Die Initiative für ein nationales Vermummungsverbot gibt zu Reden. Dahinter versteckt sich aber wieder einmal billiger Populismus - schäbig und der CH unwürdig.

Wobmann und sein Gespann sammeln derzeit fleissig Unterschriften für ein nationales Burkaverbot. Nun bläst auch noch SP-Regierungsrat Mario Fehr ins gleiche Horn. Das ist an Tragik leider nicht zu überbieten. Die Krönung erhält die ganze Sache aber dann, wenn ein solches Verbot noch mit Liberalität in Verbindung gebracht wird. Es gilt etwas Wesentliches zu klären:

Diese Initiative kommt einem Anschlag auf unsere liberale Gesellschaft gleich. Die Antwort auf Angstgefühle kann nicht die Radikalisierung der Sicherheitspolitik sein, die selbst vor wesentlichen Bürgerrechten nicht haltmacht; vor allem demjenigen, sich nämlich so anziehen zu dürfen, wie es einem genehm ist.

Ausserdem sind die Argumente der Initianten allesamt irreführend. Sie wollen die Frau vor Gewalt und Unterdrückung schützen. Ein nobles und wichtiges Anliegen, wofür sich einzusetzen allemal lohnt. Nur: Ein Burkaverbot würde keine Probleme lösen, sondern vielmehr kontraproduktiv wirken. Die Gefahr bestünde nämlich darin, dass die Frauen hierdurch in die eigenen vier Wände gedrückt und noch stärker isoliert würden. Reine Symptombekämpfung also.

Weiter möchte ich ganz kurz auf die Religionsfreiheit eingehen. Diese ist ein ganz wichtiges Gut. Ob ein Burkaverbot gegen sie verstösst, müssen die Gerichte entscheiden. Ich bin der Meinung, dass wir unsere liberale Haltung gegenüber allen Religionen aufrechterhalten müssen.

Ferner gilt es folgendes festzuhalten: Natürlich ist der Anblick eines Ganzkörperschleiers gewöhnungsbedürftig.
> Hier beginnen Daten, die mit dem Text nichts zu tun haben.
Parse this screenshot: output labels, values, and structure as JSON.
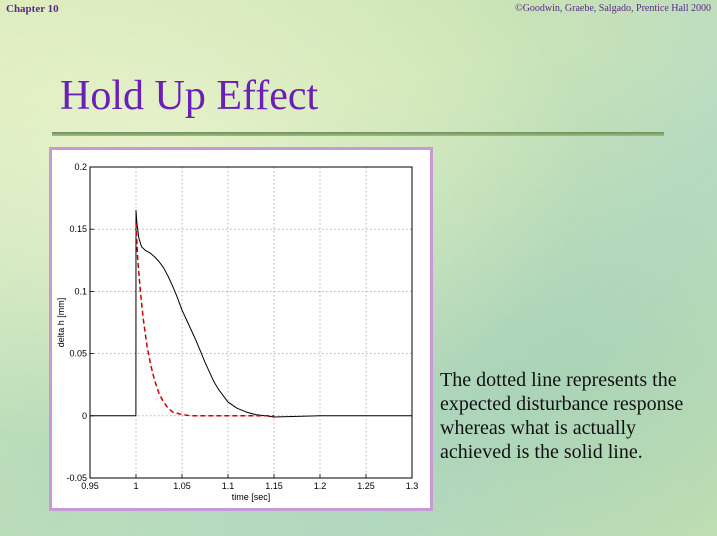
{
  "header": {
    "chapter": "Chapter 10",
    "copyright": "©Goodwin, Graebe, Salgado, Prentice Hall 2000"
  },
  "slide": {
    "title": "Hold Up Effect",
    "caption": "The dotted line represents the expected disturbance response whereas what is actually achieved is the solid line."
  },
  "colors": {
    "title": "#6b1fb8",
    "frame": "#c79ad6",
    "solid_series": "#000000",
    "dotted_series": "#cc0000"
  },
  "chart_data": {
    "type": "line",
    "xlabel": "time [sec]",
    "ylabel": "delta h [mm]",
    "xlim": [
      0.95,
      1.3
    ],
    "ylim": [
      -0.05,
      0.2
    ],
    "xticks": [
      "0.95",
      "1",
      "1.05",
      "1.1",
      "1.15",
      "1.2",
      "1.25",
      "1.3"
    ],
    "yticks": [
      "-0.05",
      "0",
      "0.05",
      "0.1",
      "0.15",
      "0.2"
    ],
    "grid": true,
    "series": [
      {
        "style": "solid",
        "x": [
          0.95,
          0.9999,
          1.0,
          1.001,
          1.003,
          1.006,
          1.01,
          1.015,
          1.02,
          1.025,
          1.03,
          1.035,
          1.04,
          1.045,
          1.05,
          1.055,
          1.06,
          1.065,
          1.07,
          1.075,
          1.08,
          1.085,
          1.09,
          1.095,
          1.1,
          1.11,
          1.12,
          1.13,
          1.14,
          1.15,
          1.2,
          1.25,
          1.3
        ],
        "y": [
          0.0,
          0.0,
          0.165,
          0.155,
          0.143,
          0.136,
          0.133,
          0.131,
          0.128,
          0.124,
          0.119,
          0.112,
          0.104,
          0.095,
          0.085,
          0.077,
          0.069,
          0.061,
          0.052,
          0.043,
          0.035,
          0.027,
          0.021,
          0.016,
          0.011,
          0.006,
          0.003,
          0.001,
          0.0,
          -0.001,
          0.0,
          0.0,
          0.0
        ]
      },
      {
        "style": "dashed",
        "x": [
          1.0,
          1.002,
          1.005,
          1.008,
          1.012,
          1.016,
          1.02,
          1.025,
          1.03,
          1.035,
          1.04,
          1.05,
          1.06,
          1.08,
          1.1,
          1.15
        ],
        "y": [
          0.155,
          0.125,
          0.098,
          0.077,
          0.056,
          0.041,
          0.029,
          0.018,
          0.011,
          0.006,
          0.003,
          0.001,
          0.0,
          0.0,
          0.0,
          0.0
        ]
      }
    ]
  }
}
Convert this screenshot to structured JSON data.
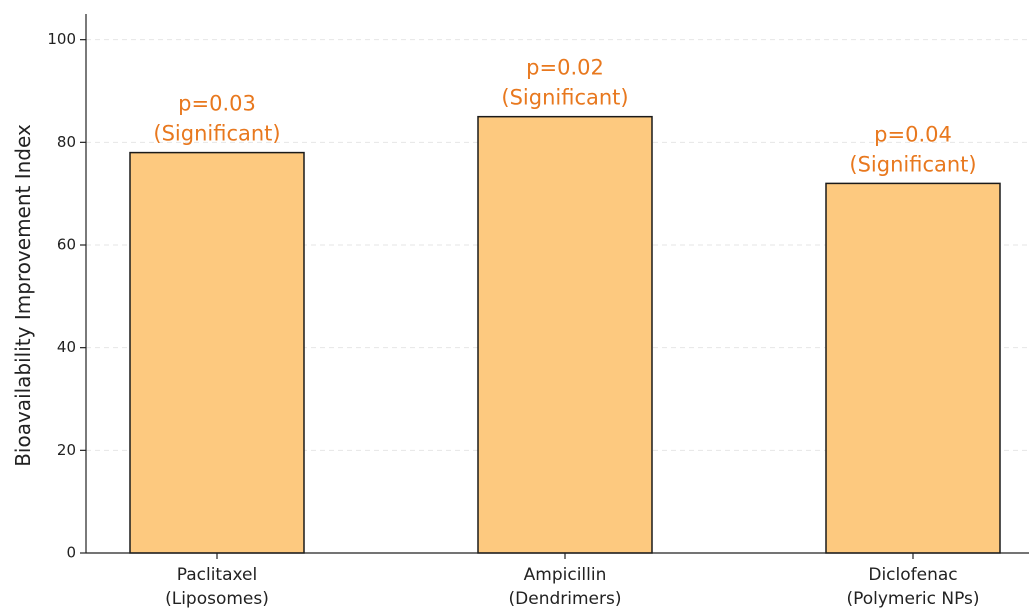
{
  "chart_data": {
    "type": "bar",
    "title": "",
    "xlabel": "",
    "ylabel": "Bioavailability Improvement Index",
    "ylim": [
      0,
      105
    ],
    "yticks": [
      0,
      20,
      40,
      60,
      80,
      100
    ],
    "grid": true,
    "categories": [
      [
        "Paclitaxel",
        "(Liposomes)"
      ],
      [
        "Ampicillin",
        "(Dendrimers)"
      ],
      [
        "Diclofenac",
        "(Polymeric NPs)"
      ]
    ],
    "values": [
      78,
      85,
      72
    ],
    "annotations": [
      [
        "p=0.03",
        "(Significant)"
      ],
      [
        "p=0.02",
        "(Significant)"
      ],
      [
        "p=0.04",
        "(Significant)"
      ]
    ],
    "colors": {
      "bar_fill": "#FDC97F",
      "bar_edge": "#1a1a1a",
      "annotation": "#E8781E",
      "grid": "#e6e6e6",
      "axis": "#222222",
      "text": "#222222"
    }
  }
}
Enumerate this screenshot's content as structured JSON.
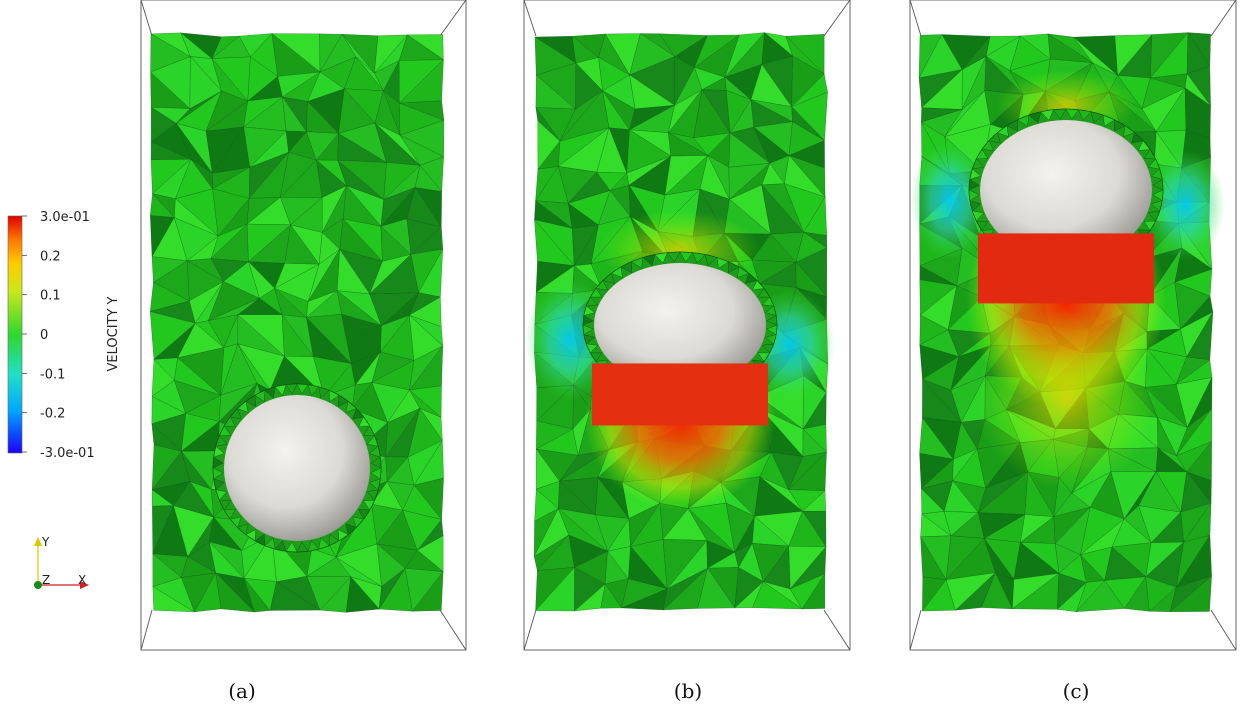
{
  "colorbar": {
    "title": "VELOCITY Y",
    "labels": [
      "3.0e-01",
      "0.2",
      "0.1",
      "0",
      "-0.1",
      "-0.2",
      "-3.0e-01"
    ],
    "colors": [
      "#1a00ff",
      "#00b0ff",
      "#22e1c8",
      "#2ed82e",
      "#b6e31c",
      "#ffd400",
      "#ff8800",
      "#e00000"
    ]
  },
  "axes_triad": {
    "y_label": "Y",
    "z_label": "Z",
    "x_label": "X"
  },
  "panels": [
    {
      "caption": "(a)"
    },
    {
      "caption": "(b)"
    },
    {
      "caption": "(c)"
    }
  ],
  "colors": {
    "mesh_green": "#22c81e",
    "mesh_dark": "#0f7a14",
    "sphere": "#e8e6e0",
    "box_line": "#555555"
  }
}
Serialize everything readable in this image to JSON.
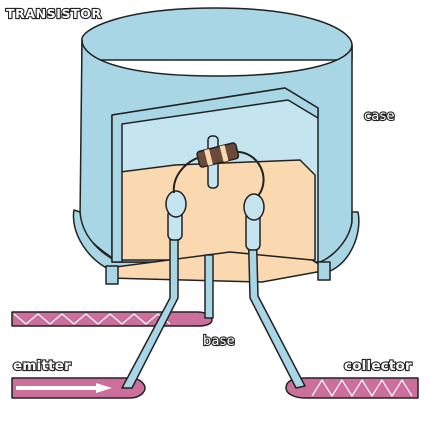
{
  "title": "TRANSISTOR",
  "labels": {
    "case": "case",
    "base": "base",
    "emitter": "emitter",
    "collector": "collector"
  },
  "colors": {
    "case_blue": "#a8d6e5",
    "inner_orange": "#fad9b0",
    "lead_pink": "#cc6f9c",
    "outline": "#222222"
  }
}
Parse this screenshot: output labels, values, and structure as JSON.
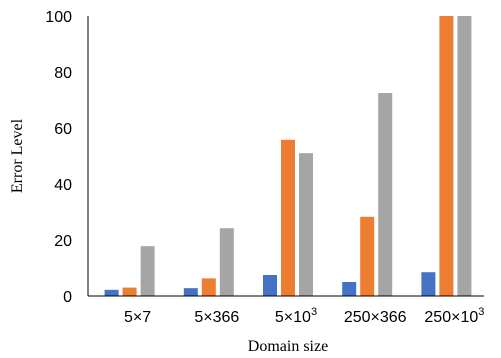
{
  "chart_data": {
    "type": "bar",
    "categories": [
      "5×7",
      "5×366",
      "5×10³",
      "250×366",
      "250×10³"
    ],
    "category_parts": [
      {
        "base": "5×7",
        "sup": ""
      },
      {
        "base": "5×366",
        "sup": ""
      },
      {
        "base": "5×10",
        "sup": "3"
      },
      {
        "base": "250×366",
        "sup": ""
      },
      {
        "base": "250×10",
        "sup": "3"
      }
    ],
    "series": [
      {
        "values": [
          2.2,
          2.8,
          7.5,
          5.0,
          8.5
        ],
        "color": "#4472C4"
      },
      {
        "values": [
          3.0,
          6.3,
          55.8,
          28.3,
          100
        ],
        "color": "#ED7D31"
      },
      {
        "values": [
          17.8,
          24.2,
          51.0,
          72.5,
          100
        ],
        "color": "#A5A5A5"
      }
    ],
    "xlabel": "Domain size",
    "ylabel": "Error Level",
    "ylim": [
      0,
      100
    ],
    "yticks": [
      0,
      20,
      40,
      60,
      80,
      100
    ],
    "grid": false,
    "legend": "none"
  }
}
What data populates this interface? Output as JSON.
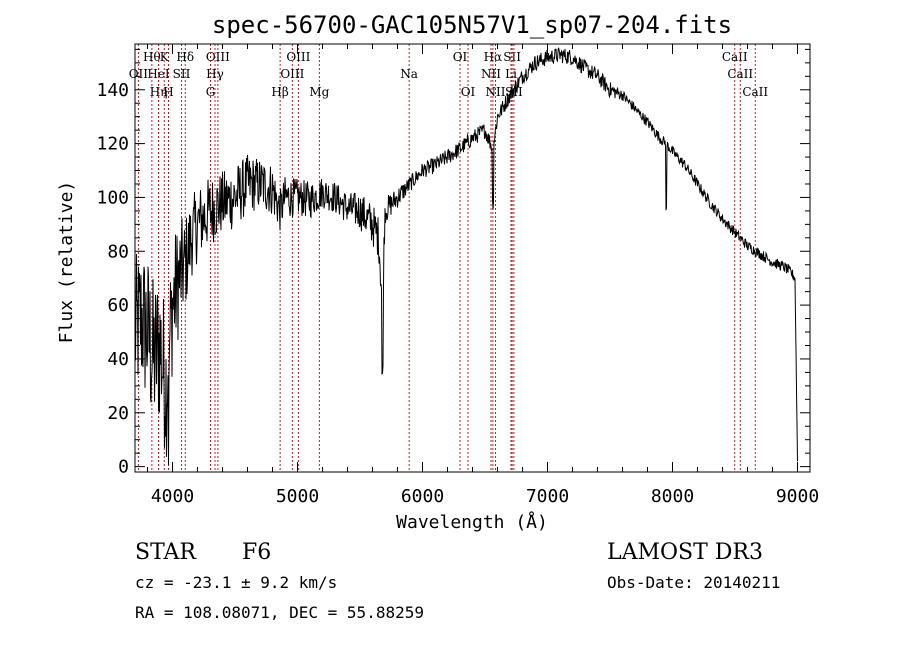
{
  "chart_data": {
    "type": "line",
    "title": "spec-56700-GAC105N57V1_sp07-204.fits",
    "xlabel": "Wavelength (Å)",
    "ylabel": "Flux (relative)",
    "xlim": [
      3700,
      9100
    ],
    "ylim": [
      -2,
      157
    ],
    "x_ticks": [
      4000,
      5000,
      6000,
      7000,
      8000,
      9000
    ],
    "y_ticks": [
      0,
      20,
      40,
      60,
      80,
      100,
      120,
      140
    ],
    "line_color": "#000000",
    "marker_color": "#b22222",
    "envelope": {
      "x": [
        3700,
        3750,
        3800,
        3850,
        3900,
        3950,
        4000,
        4050,
        4100,
        4150,
        4200,
        4300,
        4400,
        4500,
        4600,
        4700,
        4800,
        4861,
        4900,
        5000,
        5100,
        5200,
        5300,
        5400,
        5500,
        5600,
        5650,
        5680,
        5700,
        5800,
        5900,
        6000,
        6100,
        6200,
        6300,
        6400,
        6500,
        6563,
        6600,
        6700,
        6800,
        6900,
        7000,
        7100,
        7200,
        7300,
        7400,
        7500,
        7600,
        7700,
        7800,
        7900,
        7950,
        8000,
        8100,
        8200,
        8300,
        8400,
        8500,
        8600,
        8700,
        8800,
        8900,
        8950,
        8980,
        9000
      ],
      "y": [
        50,
        55,
        50,
        40,
        45,
        30,
        60,
        70,
        75,
        85,
        90,
        95,
        98,
        100,
        105,
        105,
        103,
        95,
        100,
        100,
        99,
        102,
        100,
        96,
        95,
        90,
        85,
        60,
        95,
        100,
        105,
        110,
        112,
        115,
        118,
        122,
        125,
        118,
        130,
        138,
        145,
        150,
        152,
        153,
        152,
        148,
        145,
        140,
        138,
        133,
        128,
        122,
        120,
        117,
        112,
        105,
        98,
        92,
        87,
        82,
        79,
        76,
        74,
        72,
        70,
        2
      ],
      "noise": [
        28,
        28,
        30,
        30,
        30,
        28,
        25,
        22,
        18,
        15,
        14,
        13,
        12,
        12,
        11,
        10,
        10,
        8,
        8,
        7,
        7,
        6,
        6,
        6,
        7,
        8,
        8,
        8,
        5,
        4,
        3,
        3,
        3,
        3,
        3,
        3,
        3,
        3,
        3,
        3,
        3,
        3,
        3,
        3,
        3,
        3,
        3,
        3,
        2,
        2,
        2,
        2,
        2,
        2,
        2,
        2,
        2,
        2,
        2,
        2,
        2,
        2,
        2,
        2,
        2,
        0
      ]
    },
    "absorption_dips": [
      {
        "x": 7950,
        "depth": 25
      },
      {
        "x": 6563,
        "depth": 20
      },
      {
        "x": 5680,
        "depth": 30
      },
      {
        "x": 3970,
        "depth": 25
      }
    ],
    "line_markers": [
      {
        "x": 3835,
        "label": "Hθ",
        "row": 0
      },
      {
        "x": 3727,
        "label": "OII",
        "row": 1
      },
      {
        "x": 3889,
        "label": "Hη",
        "row": 2
      },
      {
        "x": 3934,
        "label": "K",
        "row": 0
      },
      {
        "x": 3888,
        "label": "HeI",
        "row": 1
      },
      {
        "x": 3968,
        "label": "H",
        "row": 2
      },
      {
        "x": 4102,
        "label": "Hδ",
        "row": 0
      },
      {
        "x": 4072,
        "label": "SII",
        "row": 1
      },
      {
        "x": 4363,
        "label": "OIII",
        "row": 0
      },
      {
        "x": 4340,
        "label": "Hγ",
        "row": 1
      },
      {
        "x": 4304,
        "label": "G",
        "row": 2
      },
      {
        "x": 4861,
        "label": "Hβ",
        "row": 2
      },
      {
        "x": 5007,
        "label": "OIII",
        "row": 0
      },
      {
        "x": 4959,
        "label": "OIII",
        "row": 1
      },
      {
        "x": 5175,
        "label": "Mg",
        "row": 2
      },
      {
        "x": 5893,
        "label": "Na",
        "row": 1
      },
      {
        "x": 6300,
        "label": "OI",
        "row": 0
      },
      {
        "x": 6364,
        "label": "OI",
        "row": 2
      },
      {
        "x": 6563,
        "label": "Hα",
        "row": 0
      },
      {
        "x": 6548,
        "label": "NII",
        "row": 1
      },
      {
        "x": 6584,
        "label": "NII",
        "row": 2
      },
      {
        "x": 6717,
        "label": "SII",
        "row": 0
      },
      {
        "x": 6708,
        "label": "Li",
        "row": 1
      },
      {
        "x": 6731,
        "label": "SII",
        "row": 2
      },
      {
        "x": 8498,
        "label": "CaII",
        "row": 0
      },
      {
        "x": 8542,
        "label": "CaII",
        "row": 1
      },
      {
        "x": 8662,
        "label": "CaII",
        "row": 2
      }
    ]
  },
  "info": {
    "object_class": "STAR",
    "subclass": "F6",
    "survey": "LAMOST DR3",
    "redshift": "cz = -23.1 ± 9.2 km/s",
    "obs_date": "Obs-Date: 20140211",
    "coords": "RA = 108.08071, DEC =  55.88259"
  }
}
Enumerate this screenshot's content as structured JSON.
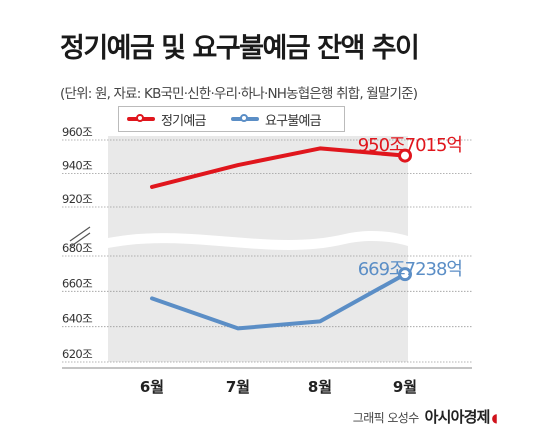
{
  "title": "정기예금 및 요구불예금 잔액 추이",
  "subtitle": "(단위: 원, 자료: KB국민·신한·우리·하나·NH농협은행 취합, 월말기준)",
  "credit": {
    "prefix": "그래픽 오성수",
    "brand": "아시아경제"
  },
  "colors": {
    "deposit": "#e0161d",
    "demand": "#5b8ec6",
    "highlight_band": "#e9e9e9"
  },
  "chart_data": {
    "type": "line",
    "categories": [
      "6월",
      "7월",
      "8월",
      "9월"
    ],
    "axis_break": true,
    "grid": true,
    "legend_position": "top-left",
    "upper_panel": {
      "ylim": [
        920,
        960
      ],
      "ticks": [
        "920조",
        "940조",
        "960조"
      ],
      "tick_values": [
        920,
        940,
        960
      ]
    },
    "lower_panel": {
      "ylim": [
        620,
        680
      ],
      "ticks": [
        "620조",
        "640조",
        "660조",
        "680조"
      ],
      "tick_values": [
        620,
        640,
        660,
        680
      ]
    },
    "series": [
      {
        "name": "정기예금",
        "panel": "upper",
        "values": [
          932,
          945,
          955,
          950.7015
        ],
        "end_label": "950조7015억"
      },
      {
        "name": "요구불예금",
        "panel": "lower",
        "values": [
          656,
          639,
          643,
          669.7238
        ],
        "end_label": "669조7238억"
      }
    ]
  }
}
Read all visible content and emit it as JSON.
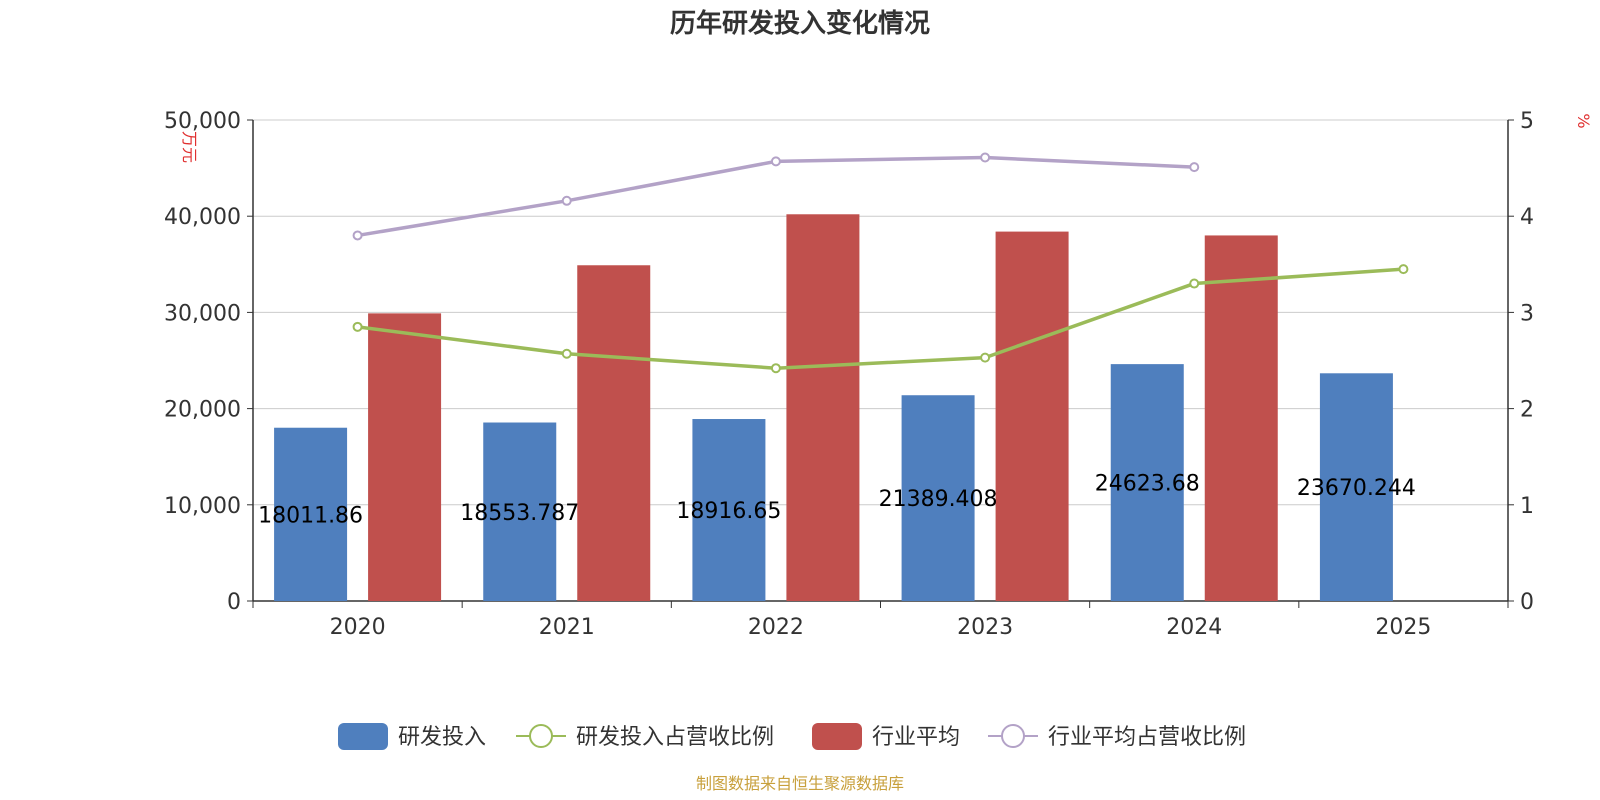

Einige mögen sogar sagen, ein solcher setze die Menschenwürde der Frau herab. Das ist eine schwierige Frage, aber m.E. auch der falsche Approach zum Thema, weil man sich gleichzeitig fragen müsste, ob die Würde der Frau stärker durch das Schleiertragen oder durch ein Verfassungsverbot, eine Burka zu tragen, angegriffen wird. Entscheidend ist doch hier eindeutig der Zwang. Was wir als liberale Gesellschaft verbieten müssen, ist, dass Menschen zu etwas gezwungen werden, das sie nicht wollen. Aber nicht generelle Verbote zu sprechen. Und sowieso: Wir müssen endlich aufhören, immer alles regeln oder verbieten zu wollen.

Letztlich scheitert die Initiative auch am Praktikabilitätstest. Der Initiativtext schreibt vor, dass in Zukunft Gesichtsschleier nicht mehr getragen werden dürfen. Ausnahmen sind zugelassen bei "gesundheitlichen, sicherheitsrelevanten, klimatischen sowie aus Gründen des einheimischen Brauchtums". So ein Irrsinn. Wird es Wobmann und sein Komitee sein, welche die Strassen absuchen und gewissenhaft und gründlich prüfen werden, ob die mutmasslichen Gesetzesbrecherinnen ihre Verdeckung aufgrund einer der oben genannten Gründe tragen? Wohl kaum.